SACRAMENTO (CBS13) — Prayer and protest drew crowds to areas surrounding the California Capitol building as part of the National Day of Prayer Thursday.

Dozens spent hours chanting and praying for the future of America and hoping to drive a message home to Governor Gavin Newsom.

Sacramento pastor Tim Thompson was at the protest on May 1 and said he was arrested for convening on the Capitol. He spent Thursday making a call to action.

"We are going to gather together and hold church service whether he (Governor Newsom) likes it or not," Thompson said.

Members of the prayer community offered a symbol of peace in the form of an olive branch to California Highway Patrol, but none of the officers stepped up to the barricade to receive it. The large gathering was not issued a permit by the agency's California Capitol division. The department is barred against handing out permits to big events like this one, due to the pandemic.
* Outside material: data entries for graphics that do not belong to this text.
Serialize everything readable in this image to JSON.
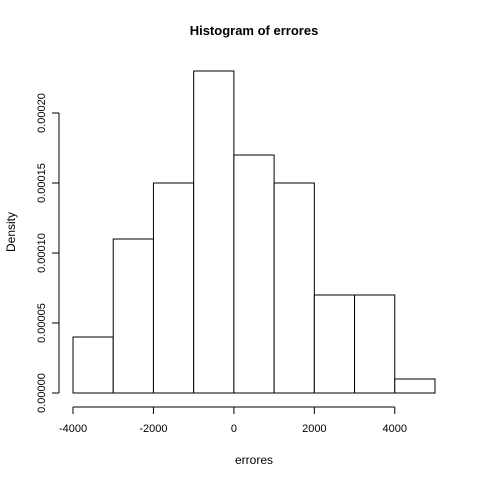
{
  "chart_data": {
    "type": "bar",
    "title": "Histogram of errores",
    "xlabel": "errores",
    "ylabel": "Density",
    "bins": [
      {
        "x0": -4000,
        "x1": -3000,
        "density": 4e-05
      },
      {
        "x0": -3000,
        "x1": -2000,
        "density": 0.00011
      },
      {
        "x0": -2000,
        "x1": -1000,
        "density": 0.00015
      },
      {
        "x0": -1000,
        "x1": 0,
        "density": 0.00023
      },
      {
        "x0": 0,
        "x1": 1000,
        "density": 0.00017
      },
      {
        "x0": 1000,
        "x1": 2000,
        "density": 0.00015
      },
      {
        "x0": 2000,
        "x1": 3000,
        "density": 7e-05
      },
      {
        "x0": 3000,
        "x1": 4000,
        "density": 7e-05
      },
      {
        "x0": 4000,
        "x1": 5000,
        "density": 1e-05
      }
    ],
    "xlim": [
      -4000,
      5000
    ],
    "ylim": [
      0,
      0.00023
    ],
    "xticks": [
      -4000,
      -2000,
      0,
      2000,
      4000
    ],
    "xtick_labels": [
      "-4000",
      "-2000",
      "0",
      "2000",
      "4000"
    ],
    "yticks": [
      0,
      5e-05,
      0.0001,
      0.00015,
      0.0002
    ],
    "ytick_labels": [
      "0.00000",
      "0.00005",
      "0.00010",
      "0.00015",
      "0.00020"
    ],
    "grid": false,
    "legend": "none"
  }
}
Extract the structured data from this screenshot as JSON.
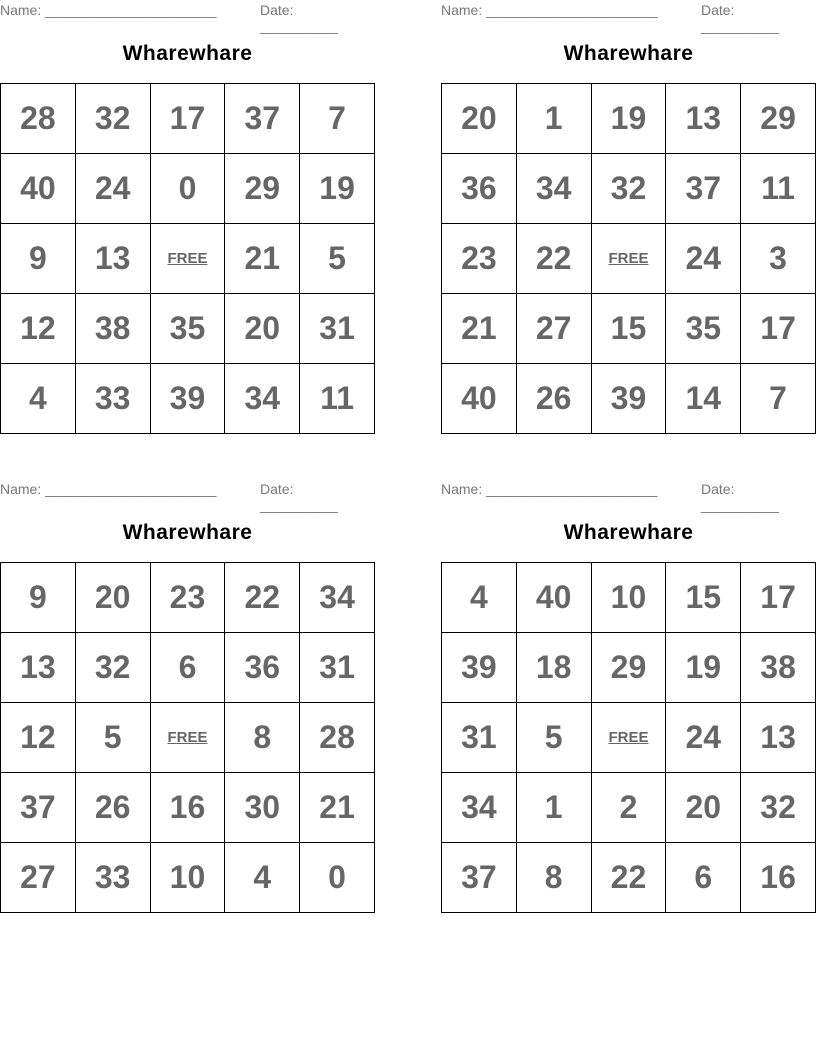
{
  "name_label": "Name: ______________________",
  "date_label": "Date: __________",
  "cards": [
    {
      "title": "Wharewhare",
      "rows": [
        [
          "28",
          "32",
          "17",
          "37",
          "7"
        ],
        [
          "40",
          "24",
          "0",
          "29",
          "19"
        ],
        [
          "9",
          "13",
          "FREE",
          "21",
          "5"
        ],
        [
          "12",
          "38",
          "35",
          "20",
          "31"
        ],
        [
          "4",
          "33",
          "39",
          "34",
          "11"
        ]
      ]
    },
    {
      "title": "Wharewhare",
      "rows": [
        [
          "20",
          "1",
          "19",
          "13",
          "29"
        ],
        [
          "36",
          "34",
          "32",
          "37",
          "11"
        ],
        [
          "23",
          "22",
          "FREE",
          "24",
          "3"
        ],
        [
          "21",
          "27",
          "15",
          "35",
          "17"
        ],
        [
          "40",
          "26",
          "39",
          "14",
          "7"
        ]
      ]
    },
    {
      "title": "Wharewhare",
      "rows": [
        [
          "9",
          "20",
          "23",
          "22",
          "34"
        ],
        [
          "13",
          "32",
          "6",
          "36",
          "31"
        ],
        [
          "12",
          "5",
          "FREE",
          "8",
          "28"
        ],
        [
          "37",
          "26",
          "16",
          "30",
          "21"
        ],
        [
          "27",
          "33",
          "10",
          "4",
          "0"
        ]
      ]
    },
    {
      "title": "Wharewhare",
      "rows": [
        [
          "4",
          "40",
          "10",
          "15",
          "17"
        ],
        [
          "39",
          "18",
          "29",
          "19",
          "38"
        ],
        [
          "31",
          "5",
          "FREE",
          "24",
          "13"
        ],
        [
          "34",
          "1",
          "2",
          "20",
          "32"
        ],
        [
          "37",
          "8",
          "22",
          "6",
          "16"
        ]
      ]
    }
  ]
}
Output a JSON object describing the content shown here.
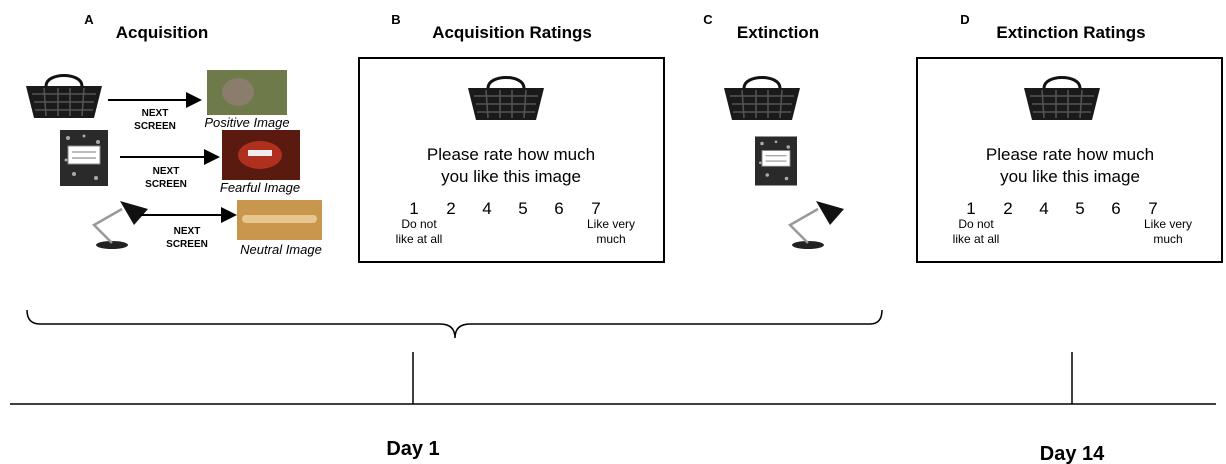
{
  "panels": [
    {
      "letter": "A",
      "title": "Acquisition",
      "steps": [
        {
          "arrow_label": [
            "NEXT",
            "SCREEN"
          ],
          "caption": "Positive Image"
        },
        {
          "arrow_label": [
            "NEXT",
            "SCREEN"
          ],
          "caption": "Fearful Image"
        },
        {
          "arrow_label": [
            "NEXT",
            "SCREEN"
          ],
          "caption": "Neutral Image"
        }
      ]
    },
    {
      "letter": "B",
      "title": "Acquisition Ratings",
      "prompt": [
        "Please rate how much",
        "you like this image"
      ],
      "scale": [
        1,
        2,
        4,
        5,
        6,
        7
      ],
      "low_anchor": [
        "Do not",
        "like at all"
      ],
      "high_anchor": [
        "Like very",
        "much"
      ]
    },
    {
      "letter": "C",
      "title": "Extinction"
    },
    {
      "letter": "D",
      "title": "Extinction Ratings",
      "prompt": [
        "Please rate how much",
        "you like this image"
      ],
      "scale": [
        1,
        2,
        4,
        5,
        6,
        7
      ],
      "low_anchor": [
        "Do not",
        "like at all"
      ],
      "high_anchor": [
        "Like very",
        "much"
      ]
    }
  ],
  "timeline": {
    "days": [
      "Day 1",
      "Day 14"
    ]
  }
}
Though law enforcement was still on scene, spread out in numbers, donning masks and shields. Officers looked on at people like Lynzie Miramontez, who drove three hours from Visalia to make her voice heard.

"I feel like our governor declared war on public space," she said, speaking about the impacts on the state. "It's not just the capital or big cities. It's small towns like mine."

Several others in attendance held up signs calling for the reopening of California, in hopes of helping breathe life into small businesses again.

"We're not the only ones. We know we're not in it alone," Spencer Marshall said.

Marshall and his wife, Rachelle, own 'High Five Sports.' Their athletic training facility has been closed since March 9 only to reopen last week.  The Marshalls wore handmade signs around the event to let people know about their struggling small business. This is normally their busiest season of the year.

"How long are we supposed to stay shut and then where do we end?" Rachelle asked.

Those are questions Governor Newsom tries to answer in his daily press conferences as he discusses how the state plans to move towards normal.

"We're moving forward but we're doing always with an eye, being led by the data, by the science, by public health and the public health indices," Newsom said in his Thursday presser.

To those at the protest, though, that answer isn't enough. Many, like Pastor Thompson, called the state's current pandemic protocols a government overreach and why many people like him won't be silent.

"This isn't the America I grew up in and certainly not the America I want to raise my grandchildren in," Thompson said.

Unlike the May 1 protest, California Highway Patrol said Thursday's gathering ended in no arrests.